"G30S PKI" dan Nalar Kritis Siswa
Oleh Apriliya Susanti
Rencana TNI menggelar acara nonton bareng film Penumpasan Pengkhianatan G30S PKI menjadi polemik. Ada yang menilai film itu tak pantas ditonton lagi. Namun, ada juga yang mendukung. Dalam pemberitaan media, Panglima TNI Jenderal Gatot Nurmantyo secara tegas mengatakan nonton bareng film kontroversial itu memang perintahnya. Bahkan Mendagri, Tjahjo Kumolo, sudah mengizinkan Panglima memerintahkan seluruh jajaran menonton film tersebut. Sementara itu, hingga kini film tersebut terus menjadi perdebatan.
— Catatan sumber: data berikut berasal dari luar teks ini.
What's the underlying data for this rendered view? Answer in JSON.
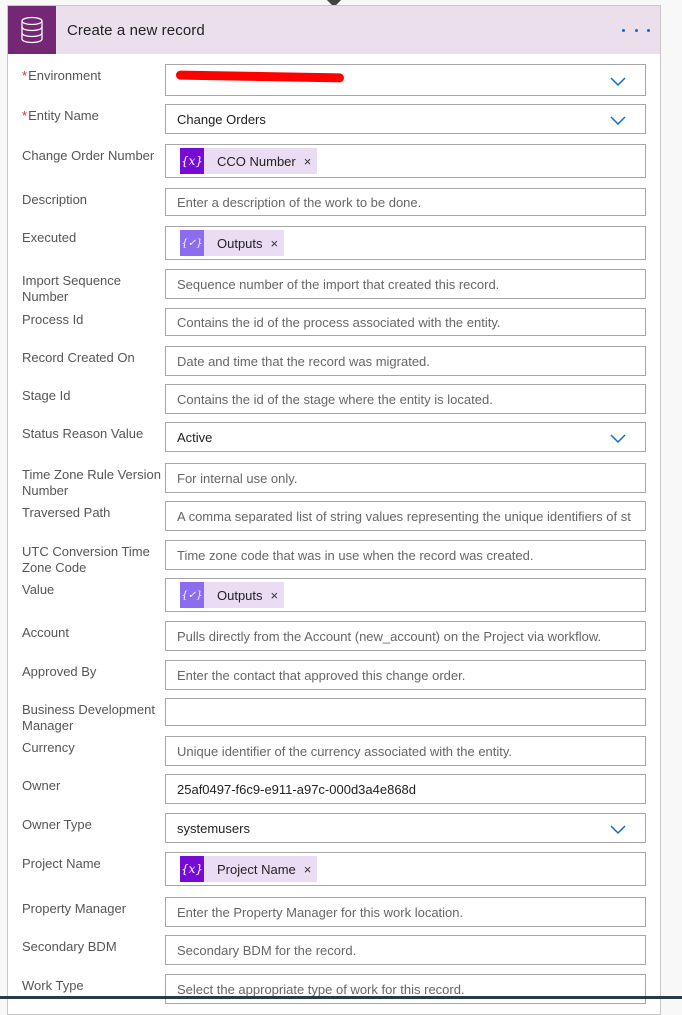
{
  "card": {
    "title": "Create a new record",
    "icon": "database-icon",
    "more_icon": "more-options-icon"
  },
  "colors": {
    "header_bg": "#ebdfeb",
    "icon_bg": "#742774",
    "accent_blue": "#0f6ad8",
    "required_red": "#d13438",
    "token_variable": "#770bd6",
    "token_output": "#8c6cf0",
    "token_bg": "#eadcf3"
  },
  "fields": [
    {
      "label": "Environment",
      "required": true,
      "type": "dropdown",
      "value": "",
      "redacted": true
    },
    {
      "label": "Entity Name",
      "required": true,
      "type": "dropdown",
      "value": "Change Orders"
    },
    {
      "label": "Change Order Number",
      "type": "token",
      "token": {
        "kind": "variable",
        "icon": "{x}",
        "label": "CCO Number",
        "close": "×"
      }
    },
    {
      "label": "Description",
      "type": "text",
      "placeholder": "Enter a description of the work to be done."
    },
    {
      "label": "Executed",
      "type": "token",
      "token": {
        "kind": "output",
        "icon": "{✓}",
        "label": "Outputs",
        "close": "×"
      }
    },
    {
      "label": "Import Sequence Number",
      "type": "text",
      "placeholder": "Sequence number of the import that created this record."
    },
    {
      "label": "Process Id",
      "type": "text",
      "placeholder": "Contains the id of the process associated with the entity."
    },
    {
      "label": "Record Created On",
      "type": "text",
      "placeholder": "Date and time that the record was migrated."
    },
    {
      "label": "Stage Id",
      "type": "text",
      "placeholder": "Contains the id of the stage where the entity is located."
    },
    {
      "label": "Status Reason Value",
      "type": "dropdown",
      "value": "Active"
    },
    {
      "label": "Time Zone Rule Version Number",
      "type": "text",
      "placeholder": "For internal use only."
    },
    {
      "label": "Traversed Path",
      "type": "text",
      "placeholder": "A comma separated list of string values representing the unique identifiers of st"
    },
    {
      "label": "UTC Conversion Time Zone Code",
      "type": "text",
      "placeholder": "Time zone code that was in use when the record was created."
    },
    {
      "label": "Value",
      "type": "token",
      "token": {
        "kind": "output",
        "icon": "{✓}",
        "label": "Outputs",
        "close": "×"
      }
    },
    {
      "label": "Account",
      "type": "text",
      "placeholder": "Pulls directly from the Account (new_account) on the Project via workflow."
    },
    {
      "label": "Approved By",
      "type": "text",
      "placeholder": "Enter the contact that approved this change order."
    },
    {
      "label": "Business Development Manager",
      "type": "text",
      "placeholder": ""
    },
    {
      "label": "Currency",
      "type": "text",
      "placeholder": "Unique identifier of the currency associated with the entity."
    },
    {
      "label": "Owner",
      "type": "text",
      "value": "25af0497-f6c9-e911-a97c-000d3a4e868d"
    },
    {
      "label": "Owner Type",
      "type": "dropdown",
      "value": "systemusers"
    },
    {
      "label": "Project Name",
      "type": "token",
      "token": {
        "kind": "variable",
        "icon": "{x}",
        "label": "Project Name",
        "close": "×"
      }
    },
    {
      "label": "Property Manager",
      "type": "text",
      "placeholder": "Enter the Property Manager for this work location."
    },
    {
      "label": "Secondary BDM",
      "type": "text",
      "placeholder": "Secondary BDM for the record."
    },
    {
      "label": "Work Type",
      "type": "text",
      "placeholder": "Select the appropriate type of work for this record."
    }
  ]
}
Dulu, anak sekolah diwajibkan menyaksikan film G30S PKI. Namun, sejak reformasi 1998, film tidak lagi ditanyangkan TVRI. Alasannya, antara lain permintaan dari Perhimpunan Purnawirawan Angkatan Udara Republik Indonesia (PP AURI) agar Menteri Pendidikan, Juwono Sudarsono, dan Menteri Penerangan, Yunus Yosfiah, ketika itu tidak menayangkan lagi film G30S PKI.
Menteri Penerangan saat itu, Yunus Yosfiah pun mengatakan film tersebut tidak sesuai lagi dengan dinamika reformasi. Karena itu, mulai tanggal 30 September 1998, TVRI dan TV swasta tidak menayangkan lagi film Pengkhianatan G30S/PKI.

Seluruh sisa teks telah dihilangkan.